Cronaca
14.04.2018 - 12:250
Aggiornamento 19.06.2018 - 15:41

USA, Regno Unito e Francia attaccano la Siria e "le azioni criminali" di Assad. Bombardati luoghi strategici per le armi chimiche. La Russia, "atto di aggressione". I siriani minacciano conseguenze

A dare sostegno all'operazione anche UE, Germania, Giappone, Canada e Israele, anche la NATO sarebbe favorevole, l'ONU invita alla prudenza. Non si vuole far cadere Assad. Gli alleati iraniani, "sono responsabili per le conseguenze regionali che seguiranno". Lanciati oltre 100 missili

WASHINGTON – E partì l’attacco di USA, Regno Unito e Gran Bretagna sulla Siria. L’operazione è durata complessivamente circa un’ora ed ha colpito tre obiettivi, legati alla produzione o allo stoccaggio di armi chimiche: un centro di ricerca scientifica a Damasco, uno sito a ovest di Homs e un posto di comando vicino. I missili sono partiti da alcuni bombardieri e almeno da una delle navi americane nel Mar Rosso.

Sono intervenuti anche fregate e caccia francesi e britannici. I missili lanciati sono oltre 100, ma girano voci secondo cui un certo numero, anche importante, sarebbe stato intercettato e abbattuto dai sistemi di difesa siriani.

L’obiettivo sarebbe non far cadere il regime di Assad, bensì fermare l’uso di armi chimiche. E i tre paesi sono pronti ad attaccare di nuovo.

La Russia era stata avvertita? Secondo la risposta di Theresa May a una specifica domanda, parrebbe di no. Vladimir Putin ha parlato di "atto di aggressione" e ha annunciato che la Russia chiederà una riunione urgente del Consiglio di Sicurezza dell'Onu. “Con le loro azioni, gli USA stanno aggravando ulteriormente la crisi umanitaria in Siria, causando sofferenze alla popolazione civile, mentre sono indulgenti con i terroristi che torturano i siriani da sette anni”.
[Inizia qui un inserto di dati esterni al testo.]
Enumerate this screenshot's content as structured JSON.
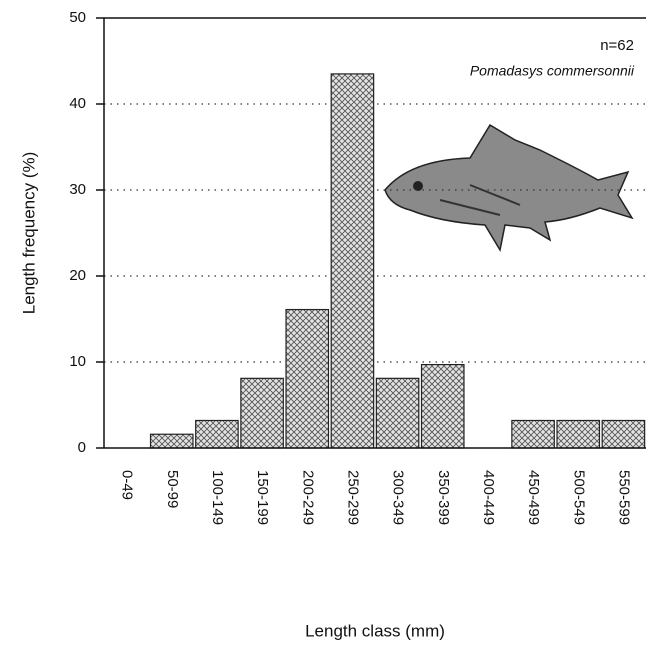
{
  "chart_data": {
    "type": "bar",
    "x_label": "Length class (mm)",
    "y_label": "Length frequency (%)",
    "annotations": [
      "n=62",
      "Pomadasys commersonnii"
    ],
    "categories": [
      "0-49",
      "50-99",
      "100-149",
      "150-199",
      "200-249",
      "250-299",
      "300-349",
      "350-399",
      "400-449",
      "450-499",
      "500-549",
      "550-599"
    ],
    "values": [
      0,
      1.6,
      3.2,
      8.1,
      16.1,
      43.5,
      8.1,
      9.7,
      0,
      3.2,
      3.2,
      3.2
    ],
    "color": "#555555",
    "ylim": [
      0,
      50
    ],
    "yticks": [
      0,
      10,
      20,
      30,
      40,
      50
    ],
    "grid": true
  }
}
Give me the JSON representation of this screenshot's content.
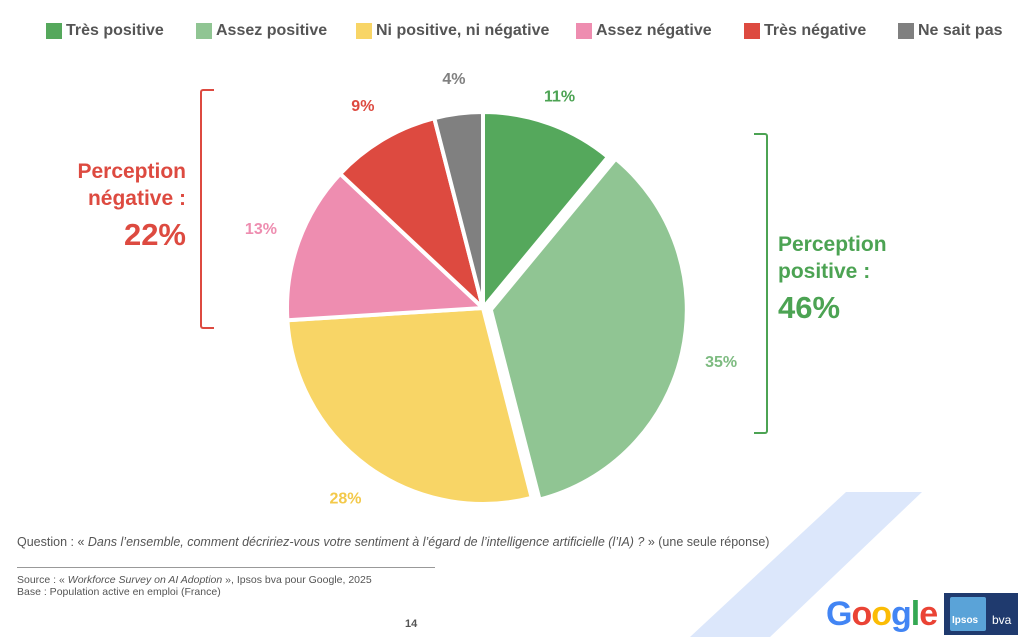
{
  "chart_data": {
    "type": "pie",
    "slices": [
      {
        "label": "Très positive",
        "value": 11,
        "display": "11%",
        "color": "#55a85c"
      },
      {
        "label": "Assez positive",
        "value": 35,
        "display": "35%",
        "color": "#90c593"
      },
      {
        "label": "Ni positive, ni négative",
        "value": 28,
        "display": "28%",
        "color": "#f8d566"
      },
      {
        "label": "Assez négative",
        "value": 13,
        "display": "13%",
        "color": "#ee8db0"
      },
      {
        "label": "Très négative",
        "value": 9,
        "display": "9%",
        "color": "#dd4a40"
      },
      {
        "label": "Ne sait pas",
        "value": 4,
        "display": "4%",
        "color": "#808080"
      }
    ],
    "legend_position": "top",
    "label_colors": [
      "#4ca353",
      "#7dbb80",
      "#f3c94a",
      "#ee8db0",
      "#dd4a40",
      "#808080"
    ]
  },
  "groups": {
    "negative": {
      "title_line1": "Perception",
      "title_line2": "négative :",
      "value": "22%"
    },
    "positive": {
      "title_line1": "Perception",
      "title_line2": "positive :",
      "value": "46%"
    }
  },
  "footer": {
    "question_prefix": "Question : « ",
    "question_italic": "Dans l’ensemble, comment décririez-vous votre sentiment à l’égard de l’intelligence artificielle (l’IA) ?",
    "question_suffix": " » (une seule réponse)",
    "source_prefix": "Source : « ",
    "source_italic": "Workforce Survey on AI Adoption",
    "source_suffix": " », Ipsos bva pour Google, 2025",
    "base": "Base : Population active en emploi (France)",
    "page_number": "14"
  },
  "logos": {
    "google": "Google",
    "ipsos": "Ipsos",
    "bva": "bva",
    "google_colors": [
      "#4285F4",
      "#EA4335",
      "#FBBC05",
      "#4285F4",
      "#34A853",
      "#EA4335"
    ]
  }
}
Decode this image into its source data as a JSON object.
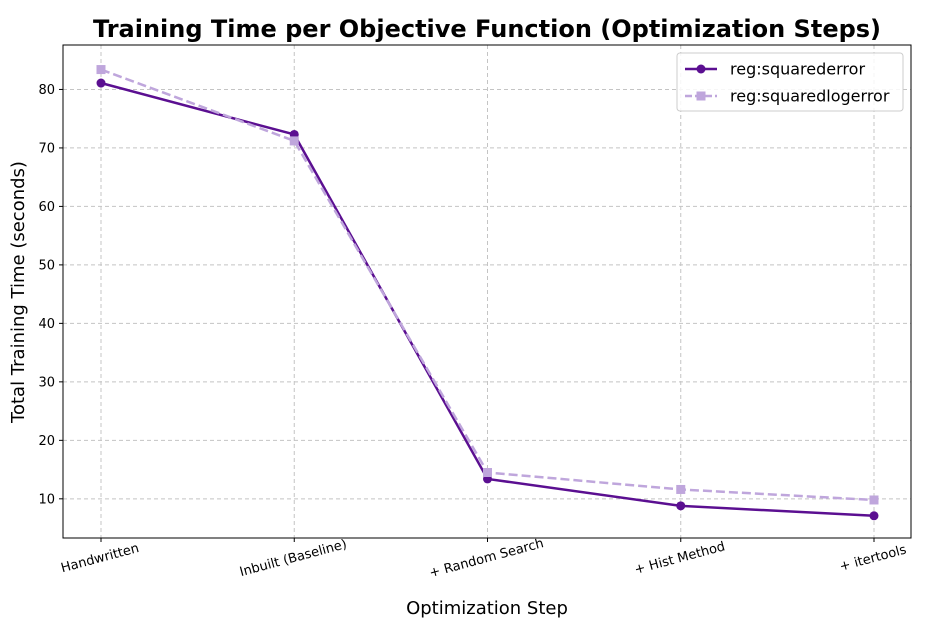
{
  "chart_data": {
    "type": "line",
    "title": "Training Time per Objective Function (Optimization Steps)",
    "xlabel": "Optimization Step",
    "ylabel": "Total Training Time (seconds)",
    "categories": [
      "Handwritten",
      "Inbuilt (Baseline)",
      "+ Random Search",
      "+ Hist Method",
      "+ itertools"
    ],
    "ylim": [
      3.3,
      87.6
    ],
    "yticks": [
      10,
      20,
      30,
      40,
      50,
      60,
      70,
      80
    ],
    "grid": true,
    "legend_position": "top-right",
    "series": [
      {
        "name": "reg:squarederror",
        "values": [
          81.1,
          72.3,
          13.4,
          8.8,
          7.1
        ],
        "color": "#5b0f91",
        "marker": "circle",
        "linestyle": "solid"
      },
      {
        "name": "reg:squaredlogerror",
        "values": [
          83.4,
          71.2,
          14.5,
          11.6,
          9.8
        ],
        "color": "#bfa6dc",
        "marker": "square",
        "linestyle": "dashed"
      }
    ]
  }
}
Anche l’Iran ha fatto sapere che "gli Stati Uniti e i loro alleati sono responsabili per le conseguenze regionali che seguiranno all'attacco", con la guida suprema Khamenei che ha definito Trump, Macron e May "criminali".
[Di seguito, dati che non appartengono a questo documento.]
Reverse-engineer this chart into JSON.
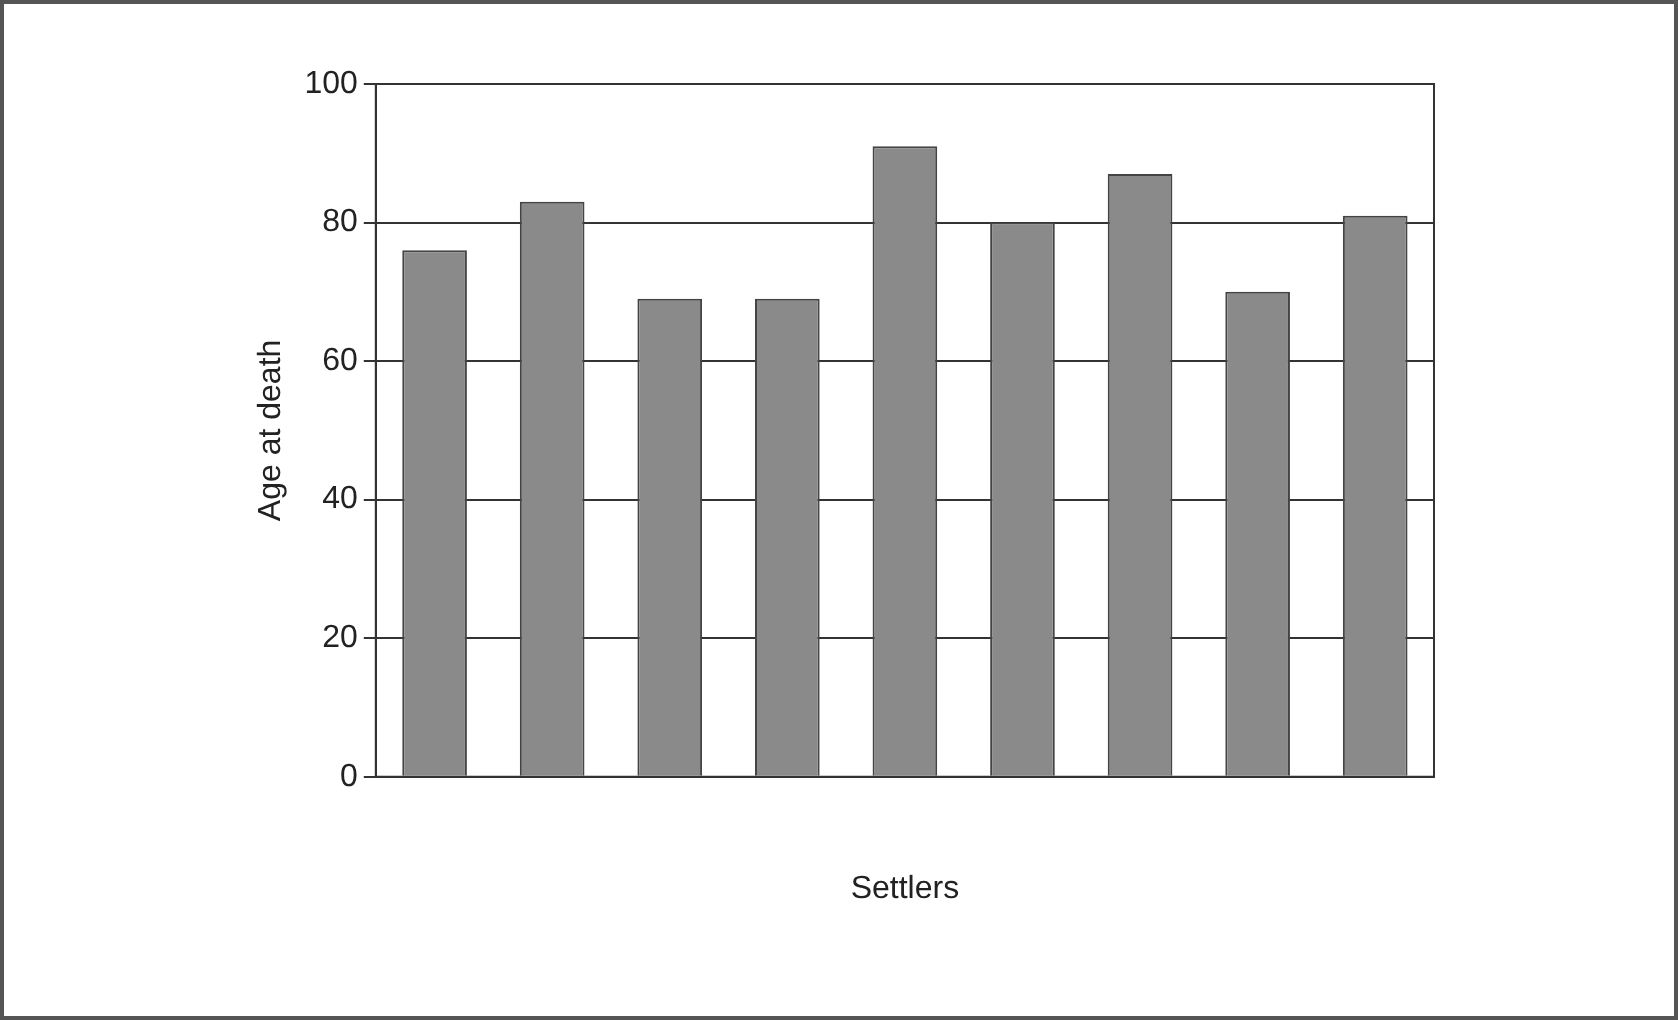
{
  "chart_data": {
    "type": "bar",
    "xlabel": "Settlers",
    "ylabel": "Age at death",
    "categories": [
      null,
      null,
      null,
      null,
      null,
      null,
      null,
      null,
      null
    ],
    "values": [
      76,
      83,
      69,
      69,
      91,
      80,
      87,
      70,
      81
    ],
    "color": "#8a8a8a",
    "ylim": [
      0,
      100
    ],
    "yticks": [
      0,
      20,
      40,
      60,
      80,
      100
    ],
    "grid": "y",
    "legend": false
  }
}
A quanto pare, a dare sostegno all’operazione ci sono stati anche UE Germania, Giappone, Canada e Israele. L’Italia non ha partecipato, e Gentiloni ha affermato che questa “non può e non deve essere un’escalation”.

L’ONU invita alla prudenza, la NATO invece parrebbe sostenere l’operazione. Ma la Siria afferma che ci saranno conseguenze. Siamo sull’orlo di una Terza Guerra Mondiale?